Previously on the blog, I mentioned that you really shouldn't miss the inside of La Segrada Familia, no matter what guidebooks might tell you. Gaudi's amazing feat of spiritual architecture alone is worth a trip to Barcelona.
The view inside moved me to tears. Unashamed, streaming tears of joy and gratitude.
Gaudi captured the soaring splendor and exalted grandeur of the medieval cathedral, but he removed the hierarchy, judgment, and darkness of Catholicism's past. Rather than a commanding crucifix placed at the apex of the church, Gaudi dangles Christ as if from a whimiscal umbrella over worshipper's heads, close enough that you feel you can reach up and touch his feet.

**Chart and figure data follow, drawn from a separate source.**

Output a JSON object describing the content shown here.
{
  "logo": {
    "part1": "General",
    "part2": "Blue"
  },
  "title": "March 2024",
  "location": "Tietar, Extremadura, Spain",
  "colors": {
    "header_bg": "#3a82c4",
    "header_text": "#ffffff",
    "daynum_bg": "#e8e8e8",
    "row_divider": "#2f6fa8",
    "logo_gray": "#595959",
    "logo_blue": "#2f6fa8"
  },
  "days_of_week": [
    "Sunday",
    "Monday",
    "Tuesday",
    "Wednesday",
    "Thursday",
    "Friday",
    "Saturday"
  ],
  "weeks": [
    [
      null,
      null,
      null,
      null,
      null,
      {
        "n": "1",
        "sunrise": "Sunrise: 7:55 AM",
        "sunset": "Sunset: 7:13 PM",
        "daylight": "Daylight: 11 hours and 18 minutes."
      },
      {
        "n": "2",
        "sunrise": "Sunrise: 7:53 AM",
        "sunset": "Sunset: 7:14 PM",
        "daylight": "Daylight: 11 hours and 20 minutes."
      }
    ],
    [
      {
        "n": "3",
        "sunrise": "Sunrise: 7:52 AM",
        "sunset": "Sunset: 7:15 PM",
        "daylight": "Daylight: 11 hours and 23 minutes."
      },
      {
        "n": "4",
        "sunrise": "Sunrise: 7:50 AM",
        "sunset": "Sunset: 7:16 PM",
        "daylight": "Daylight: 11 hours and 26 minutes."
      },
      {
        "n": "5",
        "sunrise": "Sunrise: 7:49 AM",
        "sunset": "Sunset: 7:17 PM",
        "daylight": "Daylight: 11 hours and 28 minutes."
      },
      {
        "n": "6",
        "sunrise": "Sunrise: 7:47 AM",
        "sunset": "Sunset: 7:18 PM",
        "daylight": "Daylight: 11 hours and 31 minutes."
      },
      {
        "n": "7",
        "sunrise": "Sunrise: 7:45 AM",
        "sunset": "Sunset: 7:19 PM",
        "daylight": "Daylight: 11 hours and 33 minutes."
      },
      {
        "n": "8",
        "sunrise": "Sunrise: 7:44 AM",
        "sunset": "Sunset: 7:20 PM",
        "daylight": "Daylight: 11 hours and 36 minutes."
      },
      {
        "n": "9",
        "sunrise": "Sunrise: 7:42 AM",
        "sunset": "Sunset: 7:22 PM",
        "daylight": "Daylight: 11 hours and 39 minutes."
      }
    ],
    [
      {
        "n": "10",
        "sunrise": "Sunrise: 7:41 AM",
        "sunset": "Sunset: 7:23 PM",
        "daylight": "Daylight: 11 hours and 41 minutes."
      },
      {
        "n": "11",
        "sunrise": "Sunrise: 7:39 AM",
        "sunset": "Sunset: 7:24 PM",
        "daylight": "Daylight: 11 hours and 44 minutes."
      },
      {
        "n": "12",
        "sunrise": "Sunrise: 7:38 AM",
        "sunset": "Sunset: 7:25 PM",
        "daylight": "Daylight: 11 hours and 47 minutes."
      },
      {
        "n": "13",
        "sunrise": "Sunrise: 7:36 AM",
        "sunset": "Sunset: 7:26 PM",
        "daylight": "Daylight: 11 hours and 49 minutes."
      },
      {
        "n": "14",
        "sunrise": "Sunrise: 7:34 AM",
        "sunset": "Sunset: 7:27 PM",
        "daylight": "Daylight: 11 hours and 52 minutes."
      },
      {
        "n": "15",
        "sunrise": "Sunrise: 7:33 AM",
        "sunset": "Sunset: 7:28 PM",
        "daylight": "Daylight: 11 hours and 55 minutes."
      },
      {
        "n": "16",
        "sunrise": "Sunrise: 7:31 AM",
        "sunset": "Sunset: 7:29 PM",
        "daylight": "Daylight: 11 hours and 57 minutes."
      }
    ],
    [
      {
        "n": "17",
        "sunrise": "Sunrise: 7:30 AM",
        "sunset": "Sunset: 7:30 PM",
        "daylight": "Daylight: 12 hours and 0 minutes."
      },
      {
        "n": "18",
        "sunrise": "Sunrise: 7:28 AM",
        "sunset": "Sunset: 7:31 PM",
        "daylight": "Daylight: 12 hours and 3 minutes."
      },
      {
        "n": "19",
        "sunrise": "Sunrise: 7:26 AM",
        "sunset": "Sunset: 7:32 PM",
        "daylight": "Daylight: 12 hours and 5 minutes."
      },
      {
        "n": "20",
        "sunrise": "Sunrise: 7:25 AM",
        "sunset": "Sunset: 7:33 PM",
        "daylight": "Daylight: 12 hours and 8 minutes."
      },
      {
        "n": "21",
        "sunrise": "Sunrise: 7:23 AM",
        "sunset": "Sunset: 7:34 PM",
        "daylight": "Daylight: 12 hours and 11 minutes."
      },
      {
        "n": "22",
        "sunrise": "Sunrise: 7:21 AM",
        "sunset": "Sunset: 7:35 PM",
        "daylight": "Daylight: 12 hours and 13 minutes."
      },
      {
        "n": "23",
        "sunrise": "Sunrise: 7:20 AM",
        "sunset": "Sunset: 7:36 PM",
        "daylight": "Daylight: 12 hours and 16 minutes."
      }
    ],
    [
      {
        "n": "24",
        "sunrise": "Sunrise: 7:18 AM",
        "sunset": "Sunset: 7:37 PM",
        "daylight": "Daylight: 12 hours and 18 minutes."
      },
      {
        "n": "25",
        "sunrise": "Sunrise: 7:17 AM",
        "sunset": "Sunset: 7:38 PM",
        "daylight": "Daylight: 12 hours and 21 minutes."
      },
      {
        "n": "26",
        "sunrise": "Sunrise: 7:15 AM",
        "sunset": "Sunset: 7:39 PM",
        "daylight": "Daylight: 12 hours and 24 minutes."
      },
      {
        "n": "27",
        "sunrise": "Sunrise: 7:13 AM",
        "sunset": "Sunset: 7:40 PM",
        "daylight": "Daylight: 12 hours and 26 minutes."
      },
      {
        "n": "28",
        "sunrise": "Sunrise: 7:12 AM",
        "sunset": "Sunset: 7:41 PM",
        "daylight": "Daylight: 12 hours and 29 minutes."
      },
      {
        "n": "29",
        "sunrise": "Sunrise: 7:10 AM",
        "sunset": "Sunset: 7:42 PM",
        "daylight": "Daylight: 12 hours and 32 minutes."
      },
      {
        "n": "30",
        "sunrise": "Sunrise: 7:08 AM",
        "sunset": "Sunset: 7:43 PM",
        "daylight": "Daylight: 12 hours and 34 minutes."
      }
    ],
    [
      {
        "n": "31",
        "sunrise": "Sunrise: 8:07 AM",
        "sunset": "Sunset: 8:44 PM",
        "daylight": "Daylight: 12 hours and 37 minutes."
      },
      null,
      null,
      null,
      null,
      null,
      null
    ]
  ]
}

And he put nature at the center of the house of God. You know that feeling you get when you're in the middle of an old growth forest alone, and the trees sweep up into the sky, and you feel part of something grander than yourself? That's it. He brought it into the church, saying nature's place is here, where we worship divine spirit.
There's a fantastic little exhibit off to the side of the church that shows how Gaudi took direct inspiration from nature, from the fruit and flower shapes that adorn La Segrada to the hive and honeycomb imagery. Divine spirit isn't somewhere out in space, removed from us; it's right here, in the trees and the flowers and the food we eat. It's in us. It is us.
But he didn't just take aesthetic inspiration from nature but structural as well: He studied the way trees brace themselves into the ground and designed columns just like them.
For fans of stained glass, La Segrada represents the pinnacle of the art form.
Perhaps we missed something amazing by entering too late to gain access to the tower, but it was lovely enough just to gaze up the swirling spiral of the staircase from below.
What really struck me about La Segrada is that it's this grand expression of spirit done at great expense and effort. It serves no utilitarian purpose. It's not a commercial venture. It's a venture of the heart, paid for entirely by private donations, one that trandscends the ambitions of one man or even one generation. It's been under construction for a century, since before Gaudi died in 1926, and its sheer scope guarantees that it will take many more years to complete.
All for art's sake, and for the sake of humanity's soul. And that's a rare and beautiful thing indeed.